Le 30 juin, la Cour suprême a annulé le décret du président Donald Trump visant à abolir le droit de naissance, le qualifiant d’inconstitutionnel. Trump a signé le décret en janvier 2025 pour mettre fin à la citoyenneté automatique pour les bébés nés aux États-Unis de dad and mom résidant illégalement ou temporairement dans le pays. Elle était censée entrer en vigueur 30 jours plus tard, mais plusieurs juges fédéraux ont empêché l’administration d’appliquer l’ordonnance tandis que les contestations étaient portées devant les tribunaux inférieurs. Trump a ensuite demandé à la Cour suprême d’intervenir, et elle l’a désormais fait, rendant une décision serrée par 5 voix contre 4, à seulement une voix de l’abrogation du quatorzième amendement.
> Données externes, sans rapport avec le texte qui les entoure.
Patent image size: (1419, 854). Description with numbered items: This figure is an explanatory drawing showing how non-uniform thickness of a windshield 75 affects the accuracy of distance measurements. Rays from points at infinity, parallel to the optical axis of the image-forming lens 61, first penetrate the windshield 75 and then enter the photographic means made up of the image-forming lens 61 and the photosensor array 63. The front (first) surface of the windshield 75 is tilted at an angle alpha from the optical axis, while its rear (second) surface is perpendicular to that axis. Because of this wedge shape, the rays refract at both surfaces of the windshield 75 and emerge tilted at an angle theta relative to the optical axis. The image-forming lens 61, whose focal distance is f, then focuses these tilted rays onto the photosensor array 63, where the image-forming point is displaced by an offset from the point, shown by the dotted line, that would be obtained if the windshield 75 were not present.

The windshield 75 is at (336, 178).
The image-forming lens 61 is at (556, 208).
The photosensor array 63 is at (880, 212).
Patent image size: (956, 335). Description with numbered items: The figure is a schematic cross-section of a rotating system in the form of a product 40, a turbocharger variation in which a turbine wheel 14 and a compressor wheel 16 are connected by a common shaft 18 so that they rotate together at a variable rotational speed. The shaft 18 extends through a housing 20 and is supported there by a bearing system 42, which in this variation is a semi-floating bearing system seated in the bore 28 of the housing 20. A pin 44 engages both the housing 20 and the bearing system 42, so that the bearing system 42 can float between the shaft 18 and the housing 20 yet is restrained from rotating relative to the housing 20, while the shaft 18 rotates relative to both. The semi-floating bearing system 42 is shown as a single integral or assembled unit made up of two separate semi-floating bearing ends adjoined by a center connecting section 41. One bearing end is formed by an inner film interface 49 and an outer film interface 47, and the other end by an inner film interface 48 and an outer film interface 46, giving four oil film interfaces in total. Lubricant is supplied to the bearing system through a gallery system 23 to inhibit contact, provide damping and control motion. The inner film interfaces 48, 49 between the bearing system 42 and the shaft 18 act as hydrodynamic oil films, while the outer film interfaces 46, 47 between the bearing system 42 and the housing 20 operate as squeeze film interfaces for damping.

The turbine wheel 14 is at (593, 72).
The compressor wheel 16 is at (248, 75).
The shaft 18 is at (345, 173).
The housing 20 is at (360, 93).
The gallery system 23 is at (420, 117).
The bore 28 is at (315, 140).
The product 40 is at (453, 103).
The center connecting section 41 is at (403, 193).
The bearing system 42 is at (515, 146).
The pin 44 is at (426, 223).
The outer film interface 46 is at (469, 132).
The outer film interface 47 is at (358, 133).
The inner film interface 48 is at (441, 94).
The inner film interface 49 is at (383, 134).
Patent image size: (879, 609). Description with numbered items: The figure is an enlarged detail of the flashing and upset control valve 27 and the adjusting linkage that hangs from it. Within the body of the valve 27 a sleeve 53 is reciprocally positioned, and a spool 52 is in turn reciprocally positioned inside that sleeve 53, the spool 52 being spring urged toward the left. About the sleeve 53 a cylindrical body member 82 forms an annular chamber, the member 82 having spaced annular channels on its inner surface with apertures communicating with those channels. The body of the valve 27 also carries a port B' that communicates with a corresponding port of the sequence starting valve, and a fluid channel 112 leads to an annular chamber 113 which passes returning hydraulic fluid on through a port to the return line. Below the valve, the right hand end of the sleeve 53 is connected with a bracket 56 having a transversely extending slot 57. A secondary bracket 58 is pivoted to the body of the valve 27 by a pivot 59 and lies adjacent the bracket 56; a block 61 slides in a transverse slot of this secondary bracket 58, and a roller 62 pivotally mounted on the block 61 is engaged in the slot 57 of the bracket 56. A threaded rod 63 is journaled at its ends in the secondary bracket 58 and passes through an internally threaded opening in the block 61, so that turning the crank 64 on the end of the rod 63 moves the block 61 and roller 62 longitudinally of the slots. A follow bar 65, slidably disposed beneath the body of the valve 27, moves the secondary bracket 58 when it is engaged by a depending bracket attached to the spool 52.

Alors, une fois la décision prise, qu’est-ce qui a changé ?
Que signifie la décision de la Cour suprême sur la citoyenneté ?
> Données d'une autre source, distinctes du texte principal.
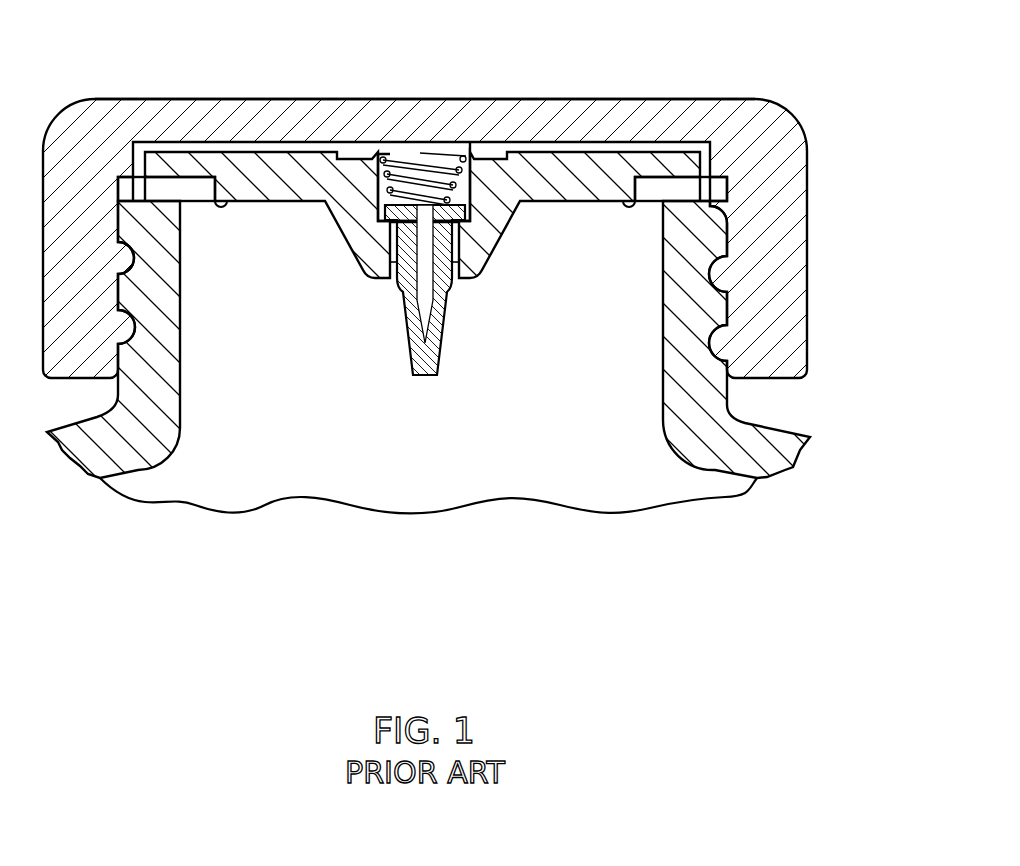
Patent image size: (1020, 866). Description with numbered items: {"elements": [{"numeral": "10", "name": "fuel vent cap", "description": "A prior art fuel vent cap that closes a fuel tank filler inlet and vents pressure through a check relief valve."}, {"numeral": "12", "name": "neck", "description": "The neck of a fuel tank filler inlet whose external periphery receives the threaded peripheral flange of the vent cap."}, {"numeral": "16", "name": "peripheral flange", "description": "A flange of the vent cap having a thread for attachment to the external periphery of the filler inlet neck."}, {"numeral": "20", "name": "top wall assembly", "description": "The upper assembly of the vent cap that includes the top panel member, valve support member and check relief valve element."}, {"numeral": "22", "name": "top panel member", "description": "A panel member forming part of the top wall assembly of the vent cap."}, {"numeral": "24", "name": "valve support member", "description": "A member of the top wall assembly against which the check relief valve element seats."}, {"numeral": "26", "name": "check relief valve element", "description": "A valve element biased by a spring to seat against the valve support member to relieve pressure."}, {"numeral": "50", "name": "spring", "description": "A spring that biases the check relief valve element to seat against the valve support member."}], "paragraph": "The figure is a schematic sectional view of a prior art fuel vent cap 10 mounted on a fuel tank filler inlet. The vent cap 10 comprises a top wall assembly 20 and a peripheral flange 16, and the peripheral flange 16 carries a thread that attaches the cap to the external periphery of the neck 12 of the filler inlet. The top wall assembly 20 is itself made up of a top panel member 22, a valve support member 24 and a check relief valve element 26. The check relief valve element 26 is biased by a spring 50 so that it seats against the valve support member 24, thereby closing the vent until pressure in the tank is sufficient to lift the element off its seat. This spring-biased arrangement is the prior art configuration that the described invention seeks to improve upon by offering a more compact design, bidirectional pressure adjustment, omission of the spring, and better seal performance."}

The closure assembly 10 is at (463, 260).
The container neck 12 is at (677, 333).
The cap shell 16 is at (808, 258).
The closure 20 is at (463, 213).
The top panel 22 is at (545, 125).
The insert plate 24 is at (590, 182).
The pin 26 is at (453, 282).
The spring housing 50 is at (400, 160).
La query dans l’affaire du droit de naissance, Trump contre Barbara, était « de savoir si la Structure garantit la citoyenneté aux enfants nés aux États-Unis de dad and mom qui sont présents illégalement ou temporairement dans le pays ». Le quatorzième amendement, ratifié en 1868, stipule que « les personnes nées ou naturalisées aux États-Unis et soumises à leur juridiction sont citoyens des États-Unis et de l’État dans lequel elles résident ».
Écrivant au nom de la majorité, le juge en chef John Roberts a déclaré que « les enfants nés de dad and mom présents illégalement ou temporairement aux États-Unis… satisfont aux deux éléments de la clause de citoyenneté ». Par conséquent, « en vertu de la Structure », a-t-il déclaré, « ils sont citoyens à la naissance ».
Dans une opinion dissidente, le juge Samuel Alito a qualifié cette décision de « l’une des décisions les plus importantes de l’histoire de la Cour » – et de « grave erreur ».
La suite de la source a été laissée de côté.